No doubt someone will have a compelling reason for that — do write in if it’s you — but we can’t think of one.

And what are you meant to do if the Specified Compliance Period is the Third Compliance Period? Answers on a postcard.

IETA

The “single agreement” concept

Here several pieces of magic come together to create the capital foundation of the modern master trading agreement. The challenge, originally solved by the First Men, was to create an architecture that allowed discrete, unitary, complete Transactions, such that creating a new one or terminating an old one didn’t upset the economic or legal integrity of other Transactions that were currently on foot — no untoward tax consequences, that is to say — while at the same time creating an umbrella framework so that, should something regrettable happen to either party, all Transactions can be quickly rounded up, evaluated, stopped and then collapsed down — “netted” — to a single payment, payable by one party to the other.

This involved some canny financial engineering. The general rules of set-off require not just a mutuality of parties to the off-setting debts, but also amounts falling due on the same day and in the same currency — neither of which was necessarily true of the independent Transactions executed under a multi-currency, cross-border ISDA Master Agreement.

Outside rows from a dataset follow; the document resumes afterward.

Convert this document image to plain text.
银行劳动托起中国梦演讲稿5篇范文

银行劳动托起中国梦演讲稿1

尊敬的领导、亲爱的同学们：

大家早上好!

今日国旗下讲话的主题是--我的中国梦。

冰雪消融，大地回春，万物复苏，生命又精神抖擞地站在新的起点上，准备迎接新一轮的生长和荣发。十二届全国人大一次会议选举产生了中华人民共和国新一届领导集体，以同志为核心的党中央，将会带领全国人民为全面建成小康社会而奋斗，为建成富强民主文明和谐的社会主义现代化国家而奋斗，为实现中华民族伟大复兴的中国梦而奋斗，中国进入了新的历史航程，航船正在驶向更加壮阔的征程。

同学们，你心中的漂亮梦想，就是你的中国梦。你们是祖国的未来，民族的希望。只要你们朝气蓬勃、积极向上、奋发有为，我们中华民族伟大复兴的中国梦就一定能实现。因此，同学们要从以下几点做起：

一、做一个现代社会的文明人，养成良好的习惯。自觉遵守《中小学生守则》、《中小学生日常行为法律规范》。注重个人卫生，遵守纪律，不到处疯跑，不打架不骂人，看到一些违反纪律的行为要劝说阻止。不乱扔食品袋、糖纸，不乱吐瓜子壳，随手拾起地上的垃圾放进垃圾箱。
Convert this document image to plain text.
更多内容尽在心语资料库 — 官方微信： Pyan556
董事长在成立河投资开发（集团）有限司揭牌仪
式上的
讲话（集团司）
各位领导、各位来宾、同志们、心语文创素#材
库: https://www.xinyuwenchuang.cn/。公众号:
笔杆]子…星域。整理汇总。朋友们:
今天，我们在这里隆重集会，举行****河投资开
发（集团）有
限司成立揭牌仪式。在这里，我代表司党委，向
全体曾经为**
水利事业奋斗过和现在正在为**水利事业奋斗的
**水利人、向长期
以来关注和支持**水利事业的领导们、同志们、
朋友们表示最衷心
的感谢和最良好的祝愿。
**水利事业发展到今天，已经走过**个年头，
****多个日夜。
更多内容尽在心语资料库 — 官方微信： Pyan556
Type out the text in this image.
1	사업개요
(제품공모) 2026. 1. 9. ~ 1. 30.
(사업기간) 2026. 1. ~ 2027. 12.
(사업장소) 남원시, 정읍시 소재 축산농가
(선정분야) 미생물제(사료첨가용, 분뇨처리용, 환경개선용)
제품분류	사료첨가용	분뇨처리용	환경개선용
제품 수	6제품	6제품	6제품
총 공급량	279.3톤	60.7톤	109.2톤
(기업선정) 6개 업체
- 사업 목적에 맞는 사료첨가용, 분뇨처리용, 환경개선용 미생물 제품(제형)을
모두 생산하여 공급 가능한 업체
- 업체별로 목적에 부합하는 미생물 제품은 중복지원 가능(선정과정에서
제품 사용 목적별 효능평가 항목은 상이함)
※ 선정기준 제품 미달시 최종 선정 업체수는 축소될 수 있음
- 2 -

Their solution was this concept of the “Single Agreement”: the over-arching agreement that, however independent and self-contained Transactions are for any other purpose, when it comes to their early termination, they transmogrify into the single host agreement, in the process reduced to mere calculation inputs to the final amount which one party must pay the other. Thereby the process is not one of “set-off” at all, but of calculating a single net amount, the payment of which would sort out all matters outstanding under the relationship.

The JC once had the idea of doing a “boring talk” about the history of the ISDA Master, and actually pitched it to the BBC for their podcast series. It was rejected, on account of being too boring. True story.